# Wanted.....Owner Operator w/Plow in DelCo Pa.



## Turbodiesel (Aug 5, 2008)

I 'm looking for someone to clean several small lots around delaware county .

Top fast pay (c.o.d.) with in a week.  Serious inquiries only. 

If interested call 610 457-9721


----------



## Turbodiesel (Aug 5, 2008)

.....................................................


----------



## rebelplow (Jan 30, 2008)

C.O.D. = you are paid once the service (plowing) is complete..... not a week later 

maybe clarify your payment schedule, and you might get some bites.


----------



## Turbodiesel (Aug 5, 2008)

rebelplow;738598 said:


> C.O.D. = you are paid once the service (plowing) is complete..... not a week later
> 
> maybe clarify your payment schedule, and you might get some bites.

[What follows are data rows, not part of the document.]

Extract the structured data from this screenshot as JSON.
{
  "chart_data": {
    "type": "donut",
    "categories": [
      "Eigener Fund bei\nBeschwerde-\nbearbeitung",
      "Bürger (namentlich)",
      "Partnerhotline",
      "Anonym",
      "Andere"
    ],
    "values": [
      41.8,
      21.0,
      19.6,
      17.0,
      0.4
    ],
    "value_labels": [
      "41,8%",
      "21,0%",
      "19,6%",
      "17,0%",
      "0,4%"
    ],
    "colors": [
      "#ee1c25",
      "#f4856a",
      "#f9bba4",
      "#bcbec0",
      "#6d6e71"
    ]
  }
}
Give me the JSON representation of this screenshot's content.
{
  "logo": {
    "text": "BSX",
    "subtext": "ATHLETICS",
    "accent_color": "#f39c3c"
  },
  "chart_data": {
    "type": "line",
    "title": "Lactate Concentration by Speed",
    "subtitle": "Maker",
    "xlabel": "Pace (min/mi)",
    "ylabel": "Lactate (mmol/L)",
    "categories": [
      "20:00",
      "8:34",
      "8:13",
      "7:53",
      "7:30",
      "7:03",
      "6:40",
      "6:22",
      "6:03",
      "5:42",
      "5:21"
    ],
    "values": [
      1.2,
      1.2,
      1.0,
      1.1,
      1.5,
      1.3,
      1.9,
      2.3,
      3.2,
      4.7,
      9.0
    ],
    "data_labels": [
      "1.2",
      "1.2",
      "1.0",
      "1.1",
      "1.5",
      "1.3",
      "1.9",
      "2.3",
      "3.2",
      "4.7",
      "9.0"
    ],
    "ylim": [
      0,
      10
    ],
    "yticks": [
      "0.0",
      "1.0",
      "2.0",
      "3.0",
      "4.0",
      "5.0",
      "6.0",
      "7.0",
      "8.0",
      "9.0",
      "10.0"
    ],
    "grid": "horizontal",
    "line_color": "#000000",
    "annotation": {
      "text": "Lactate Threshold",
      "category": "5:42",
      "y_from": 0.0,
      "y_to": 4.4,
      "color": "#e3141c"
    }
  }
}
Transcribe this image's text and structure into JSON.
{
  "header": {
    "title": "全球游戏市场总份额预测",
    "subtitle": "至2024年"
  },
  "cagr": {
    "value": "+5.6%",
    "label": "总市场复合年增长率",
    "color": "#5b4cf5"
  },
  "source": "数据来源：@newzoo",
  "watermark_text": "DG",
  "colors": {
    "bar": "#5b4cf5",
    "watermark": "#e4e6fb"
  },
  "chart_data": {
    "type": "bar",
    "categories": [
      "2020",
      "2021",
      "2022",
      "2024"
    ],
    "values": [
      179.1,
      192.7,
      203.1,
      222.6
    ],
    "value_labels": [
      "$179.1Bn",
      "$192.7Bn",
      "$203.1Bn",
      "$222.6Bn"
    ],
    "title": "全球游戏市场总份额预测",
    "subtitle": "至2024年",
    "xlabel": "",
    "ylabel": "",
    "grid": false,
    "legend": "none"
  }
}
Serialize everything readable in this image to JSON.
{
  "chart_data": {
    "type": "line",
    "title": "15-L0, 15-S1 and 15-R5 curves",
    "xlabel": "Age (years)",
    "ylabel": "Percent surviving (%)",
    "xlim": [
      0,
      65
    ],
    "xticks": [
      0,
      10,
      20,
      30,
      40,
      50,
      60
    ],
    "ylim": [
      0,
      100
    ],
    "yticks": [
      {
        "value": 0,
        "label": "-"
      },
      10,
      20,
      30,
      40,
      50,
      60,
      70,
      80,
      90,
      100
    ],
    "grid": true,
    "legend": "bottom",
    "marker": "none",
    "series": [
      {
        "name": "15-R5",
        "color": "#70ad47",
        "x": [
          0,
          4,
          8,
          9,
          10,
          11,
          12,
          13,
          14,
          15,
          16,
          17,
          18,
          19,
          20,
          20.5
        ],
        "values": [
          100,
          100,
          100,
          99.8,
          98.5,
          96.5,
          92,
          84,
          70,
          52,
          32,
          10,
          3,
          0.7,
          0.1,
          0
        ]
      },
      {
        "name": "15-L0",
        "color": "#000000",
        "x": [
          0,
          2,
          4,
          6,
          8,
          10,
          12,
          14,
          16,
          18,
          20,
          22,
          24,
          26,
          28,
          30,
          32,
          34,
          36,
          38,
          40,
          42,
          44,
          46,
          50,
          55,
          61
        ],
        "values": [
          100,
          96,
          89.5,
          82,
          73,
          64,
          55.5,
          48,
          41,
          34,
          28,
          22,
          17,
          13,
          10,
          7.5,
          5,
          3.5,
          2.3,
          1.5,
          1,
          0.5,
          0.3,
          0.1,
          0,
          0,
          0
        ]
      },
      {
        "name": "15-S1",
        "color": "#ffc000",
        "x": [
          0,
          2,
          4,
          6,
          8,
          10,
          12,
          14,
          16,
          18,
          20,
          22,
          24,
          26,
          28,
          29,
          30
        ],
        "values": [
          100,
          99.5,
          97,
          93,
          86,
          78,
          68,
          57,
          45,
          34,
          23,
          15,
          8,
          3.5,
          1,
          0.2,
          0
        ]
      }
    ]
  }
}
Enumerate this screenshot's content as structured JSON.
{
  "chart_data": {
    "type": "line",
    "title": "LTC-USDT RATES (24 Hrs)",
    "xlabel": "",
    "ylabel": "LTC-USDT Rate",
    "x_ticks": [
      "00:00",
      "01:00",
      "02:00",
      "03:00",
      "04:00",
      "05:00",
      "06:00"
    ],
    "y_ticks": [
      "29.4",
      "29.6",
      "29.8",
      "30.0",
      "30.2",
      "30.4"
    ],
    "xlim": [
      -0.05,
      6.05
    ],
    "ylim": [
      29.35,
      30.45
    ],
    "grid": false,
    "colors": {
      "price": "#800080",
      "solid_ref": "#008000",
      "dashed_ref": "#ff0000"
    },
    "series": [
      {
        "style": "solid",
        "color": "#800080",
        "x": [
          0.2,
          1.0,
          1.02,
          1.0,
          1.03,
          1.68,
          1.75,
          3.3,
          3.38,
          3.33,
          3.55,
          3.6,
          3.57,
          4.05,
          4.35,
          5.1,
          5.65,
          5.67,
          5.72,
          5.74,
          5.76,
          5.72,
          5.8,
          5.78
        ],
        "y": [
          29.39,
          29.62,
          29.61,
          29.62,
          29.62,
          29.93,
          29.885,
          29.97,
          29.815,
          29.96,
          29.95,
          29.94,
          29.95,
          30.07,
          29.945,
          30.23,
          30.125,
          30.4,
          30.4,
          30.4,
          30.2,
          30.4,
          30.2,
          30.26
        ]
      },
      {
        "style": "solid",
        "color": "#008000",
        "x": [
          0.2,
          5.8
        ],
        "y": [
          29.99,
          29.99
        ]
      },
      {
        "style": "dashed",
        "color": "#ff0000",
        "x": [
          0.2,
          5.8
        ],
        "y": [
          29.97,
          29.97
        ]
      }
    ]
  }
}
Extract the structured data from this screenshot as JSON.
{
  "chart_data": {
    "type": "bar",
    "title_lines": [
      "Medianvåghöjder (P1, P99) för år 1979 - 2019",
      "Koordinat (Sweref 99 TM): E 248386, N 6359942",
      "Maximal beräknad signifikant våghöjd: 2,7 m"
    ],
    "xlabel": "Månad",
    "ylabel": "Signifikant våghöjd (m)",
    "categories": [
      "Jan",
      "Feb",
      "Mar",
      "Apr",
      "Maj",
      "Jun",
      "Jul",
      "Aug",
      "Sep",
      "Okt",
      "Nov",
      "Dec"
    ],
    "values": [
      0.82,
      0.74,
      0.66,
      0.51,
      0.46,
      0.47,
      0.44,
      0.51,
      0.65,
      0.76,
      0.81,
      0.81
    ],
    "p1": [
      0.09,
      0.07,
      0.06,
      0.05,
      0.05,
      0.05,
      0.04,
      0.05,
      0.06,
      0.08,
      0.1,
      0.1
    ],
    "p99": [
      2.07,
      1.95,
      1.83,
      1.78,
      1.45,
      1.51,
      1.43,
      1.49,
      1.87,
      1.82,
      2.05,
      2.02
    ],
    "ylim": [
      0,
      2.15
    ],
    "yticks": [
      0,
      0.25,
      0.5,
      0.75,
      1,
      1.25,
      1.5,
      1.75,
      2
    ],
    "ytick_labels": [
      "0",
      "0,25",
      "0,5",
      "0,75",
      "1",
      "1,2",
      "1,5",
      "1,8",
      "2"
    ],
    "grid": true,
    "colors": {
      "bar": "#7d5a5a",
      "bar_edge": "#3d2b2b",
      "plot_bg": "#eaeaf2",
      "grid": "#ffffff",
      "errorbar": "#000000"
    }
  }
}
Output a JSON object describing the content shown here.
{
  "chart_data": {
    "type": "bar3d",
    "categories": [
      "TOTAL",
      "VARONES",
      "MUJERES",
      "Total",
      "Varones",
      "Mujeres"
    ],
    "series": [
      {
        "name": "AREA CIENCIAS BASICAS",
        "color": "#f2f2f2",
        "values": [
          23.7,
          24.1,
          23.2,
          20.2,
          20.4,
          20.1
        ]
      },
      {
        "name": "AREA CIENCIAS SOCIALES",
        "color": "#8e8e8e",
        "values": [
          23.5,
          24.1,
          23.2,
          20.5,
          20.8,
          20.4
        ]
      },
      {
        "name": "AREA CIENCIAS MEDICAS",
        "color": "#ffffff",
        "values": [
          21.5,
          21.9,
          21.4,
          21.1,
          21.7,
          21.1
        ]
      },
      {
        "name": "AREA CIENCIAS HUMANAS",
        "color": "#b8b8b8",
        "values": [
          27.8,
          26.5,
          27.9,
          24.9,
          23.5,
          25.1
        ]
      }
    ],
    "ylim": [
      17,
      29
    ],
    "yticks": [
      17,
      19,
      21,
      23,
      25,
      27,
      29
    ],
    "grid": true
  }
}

you planning to come down from the twin biggies?


----------



## rebelplow (Jan 30, 2008)

I might just have to, it's been a few weeks since I've been out plowing. Getting kinda cooped up sitting around watching food network. I'd take the pay in Primanti Bros, Pat's, and Genos steaks. Well the tv says those places are supposed to be good at least.


----------



## Turbodiesel (Aug 5, 2008)

*Believe me , they're over rated . stay put my man...that rodent says a 6 more healthy weeks to go*


----------